Excerpt from Lipgloss video

JLW: There is something that seems completely indicative of the British pop arena and that is how scenes happen so fast and then disappear. You were associated most recently with something called the 'crimplene scene'.

JC: Oh, bloody hell... well, that's dead, I'm glad to say crimplene is... there was a great bonfire of man-made fibres and it's dead now.

JLW: But, in truth, these so-called scenes don't last that long, do they? Why do they happen in the first place? Is it just a desperate need to have this scene that you can then disassociate yourself with right away, because nobody really wants to be in a scene. Really, it's a bizarre, kind of frenzy, to be in it and out of it very fast.

JC: But, I don't think there is ever much of a frenzy on the part of the bands to be involved in a scene. I think it's just because in England the music papers come out every week, so there's a real high turnover of stuff to write about, so they're constantly having to find new things to write about.

Excerpt from Do You Remember the First Time? video

JLW: Can you say - having grown up in Sheffield and lived in London for a number of years, and basically most of your life experiences have been in Britain - are there British truisms, about the British? Are there absolute truisms that you can say, yeah, that's like a Brit?

JC: I think that thing about reserve, British reserve, is quite true in some way - that British people tend to be more reserved. The thing that I found when I went to America: there's not much in the way of shading. Things are either one thing or the other. Good or bad. Cool or it sucks. Or whatever, you know what I mean? There wasn't much like "that's not bad", "that's kind of okay", but you know, "could be improved slightly", there's not very many shades of meaning, it's kind of ommff [enthusiastic] or ommff [unenthusiastic], very, kind of, simple, one side of the fence or the other. I think there's a lot more - it's probably an English vice - there's a lot more prevaricating and, kind of, 'hmm, well, I'm not quite sure whether... maybe... err... I'm not sure'. There is a lot of dithering.
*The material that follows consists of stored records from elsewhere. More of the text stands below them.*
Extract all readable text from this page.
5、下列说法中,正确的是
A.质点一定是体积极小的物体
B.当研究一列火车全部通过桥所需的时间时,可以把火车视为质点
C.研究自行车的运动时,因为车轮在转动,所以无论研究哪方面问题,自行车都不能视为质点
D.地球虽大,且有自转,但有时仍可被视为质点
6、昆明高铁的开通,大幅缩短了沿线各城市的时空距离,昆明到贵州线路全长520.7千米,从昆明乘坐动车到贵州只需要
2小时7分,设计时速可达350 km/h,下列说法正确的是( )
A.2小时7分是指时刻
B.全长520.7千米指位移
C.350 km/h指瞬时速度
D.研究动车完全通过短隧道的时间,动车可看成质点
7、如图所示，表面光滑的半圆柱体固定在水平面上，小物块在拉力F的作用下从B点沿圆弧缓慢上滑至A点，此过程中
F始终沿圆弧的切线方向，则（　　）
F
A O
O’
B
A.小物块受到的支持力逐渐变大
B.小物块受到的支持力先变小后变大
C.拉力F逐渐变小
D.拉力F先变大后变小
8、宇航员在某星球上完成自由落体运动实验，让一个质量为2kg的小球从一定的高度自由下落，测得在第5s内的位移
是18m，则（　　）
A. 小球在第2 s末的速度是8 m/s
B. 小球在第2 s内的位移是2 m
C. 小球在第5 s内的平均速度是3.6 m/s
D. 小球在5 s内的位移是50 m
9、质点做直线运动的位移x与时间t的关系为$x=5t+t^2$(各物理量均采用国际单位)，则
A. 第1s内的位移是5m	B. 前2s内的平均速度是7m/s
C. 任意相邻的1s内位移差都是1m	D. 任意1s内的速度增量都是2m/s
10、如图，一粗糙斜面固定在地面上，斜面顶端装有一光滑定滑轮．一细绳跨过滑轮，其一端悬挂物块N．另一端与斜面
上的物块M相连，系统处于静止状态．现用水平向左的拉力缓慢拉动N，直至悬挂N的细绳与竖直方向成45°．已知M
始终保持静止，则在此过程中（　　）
Excerpt from Do You Remember the First Time? video

JLW: The perception of punk in Britain and the perception of punk in America were quite different.

Short Sex Pistols and Dead Kennedys clips

JLW: What's your perception of what punk is, and is punk still here?

JC: In England, no, I don't think so. The thing that was a big deal about it here was... it was one of the rare times when... it was something you had to have an opinion on. And it was - more than it was a musical thing - it was a big social thing. You know, people like Malcolm McLaren, I haven't got much time for: I think they saw it as a kind of fashion thing, or whatever. But it was a lot more than that for people in the north, often they kind of take things more to heart, and it was quite serious. I think now - maybe I was wrong to say it doesn't live on any more - but I know people who were involved in that thing, who are now like parents and stuff, and they're not walking around with green luminous hair and bondage trousers whilst they are taking their kids to school, but they've still got that mental attitude that they're not going to do things the conventional way.